Figuring this out with the interface issue in play is tricky.
️
-
Ah, OK yes. I was forgetting what that previous issue was. It's almost certainly related to this. As you say hard to handle it separately until we have 23.05 released.
-
Hi Steve,
As fate would have it, another crash ~15 minutes ago, very similar to the previous one:
Fatal trap 12: page fault while in kernel mode cpuid = 0; apic id = 04 fault virtual address = 0x10 fault code = supervisor read data, page not present instruction pointer = 0x20:0xffffffff80fe7fe7 stack pointer = 0x28:0xfffffe00cd6dc970 frame pointer = 0x28:0xfffffe00cd6dc9a0 code segment = base 0x0, limit 0xfffff, type 0x1b = DPL 0, pres 1, long 1, def32 0, gran 1 processor eflags = interrupt enabled, resume, IOPL = 0 current process = 56065 (unbound) rdi: fffffe00cd6dc918 rsi: fffff801d93b0ac8 rdx: 1 rcx: fffffe00cd6dc918 r8: 0 r9: fffffe00cd6dc920 rax: 0 rbx: 0 rbp: fffffe00cd6dc9a0 r10: fffff801d93b0af8 r11: 8 r12: fffff8019a3ef898 r13: 0 r14: fffffe00cd6dc978 r15: fffff8019a3ef800 trap number = 12 panic: page fault cpuid = 0 time = 1682001736 KDB: enter: panic
Back Trace:
Crash report details: No PHP errors found.
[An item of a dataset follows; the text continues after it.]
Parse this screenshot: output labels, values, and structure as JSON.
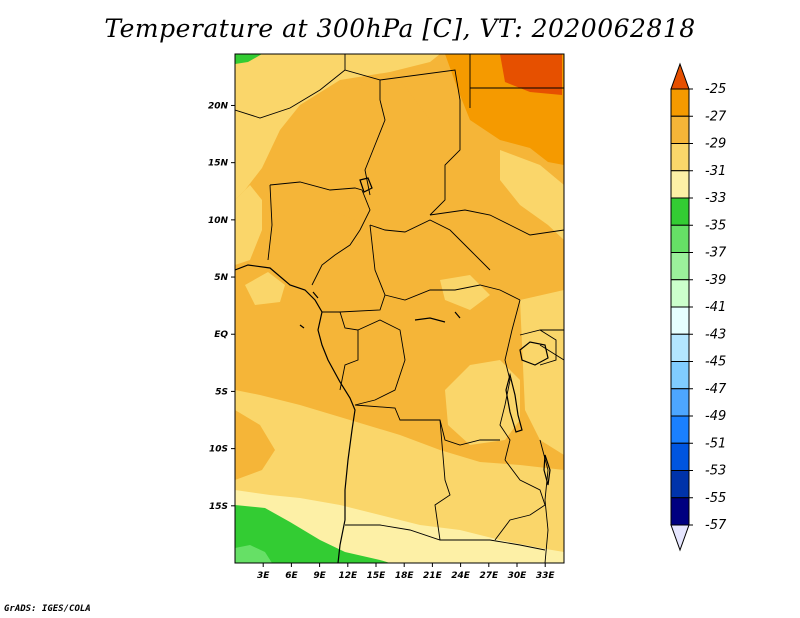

Filename: /var/crash/info.0 Dump header from device: /dev/nvd0p3 Architecture: amd64 Architecture Version: 4 Dump Length: 245760 Blocksize: 512 Compression: none Dumptime: 2023-04-20 15:42:16 +0100 Hostname: Router-8.xxxxxxx.me Magic: FreeBSD Text Dump Version String: FreeBSD 14.0-CURRENT #0 plus-RELENG_23_01-n256037-6e914874a5e: Fri Feb 10 20:30:29 UTC 2023 root@freebsd:/var/jenkins/workspace/pfSense-Plus-snapshots-23_01-main/obj/amd64/VDZvZksF/var/j Panic String: page fault Dump Parity: 1812278328 Bounds: 0 Dump Status: good Filename: /var/crash/textdump.tar.0 db:0:kdb.enter.default> run pfs db:1:pfs> bt Tracing pid 56065 tid 100566 td 0xfffffe00cdb73ac0 kdb_enter() at kdb_enter+0x32/frame 0xfffffe00cd6dc730 vpanic() at vpanic+0x182/frame 0xfffffe00cd6dc780 panic() at panic+0x43/frame 0xfffffe00cd6dc7e0 trap_fatal() at trap_fatal+0x409/frame 0xfffffe00cd6dc840 trap_pfault() at trap_pfault+0x4f/frame 0xfffffe00cd6dc8a0 calltrap() at calltrap+0x8/frame 0xfffffe00cd6dc8a0 --- trap 0xc, rip = 0xffffffff80fe7fe7, rsp = 0xfffffe00cd6dc970, rbp = 0xfffffe00cd6dc9a0 --- in6_selecthlim() at in6_selecthlim+0x97/frame 0xfffffe00cd6dc9a0 tcp_default_output() at tcp_default_output+0x1c61/frame 0xfffffe00cd6dcb70 tcp_usr_send() at tcp_usr_send+0x345/frame 0xfffffe00cd6dcc20 sosend_generic() at sosend_generic+0x600/frame 0xfffffe00cd6dccd0 sosend() at sosend+0x3b/frame 0xfffffe00cd6dcd00 soo_write() at soo_write+0x33/frame 0xfffffe00cd6dcd40 dofilewrite() at dofilewrite+0x88/frame 0xfffffe00cd6dcd90 sys_write() at sys_write+0xbc/frame 0xfffffe00cd6dce00 amd64_syscall() at amd64_syscall+0x10c/frame 0xfffffe00cd6dcf30 fast_syscall_common() at fast_syscall_common+0xf8/frame 0xfffffe00cd6dcf30 --- syscall (4, FreeBSD ELF64, sys_write), rip = 0x827a2ce6a, rsp = 0x82082cec8, rbp = 0x82082cf00 --- db:1:pfs> show registers cs 0x20
I'm happy to put this on the back-burner until the next release. This crash was preceded by taking the pppoe WAN down and Up again.
️
-
Yeah I think trying to diagnose this with the other other issue still present is going to be very difficult. There's s good chance they are related and it might already be fixed in 23.05.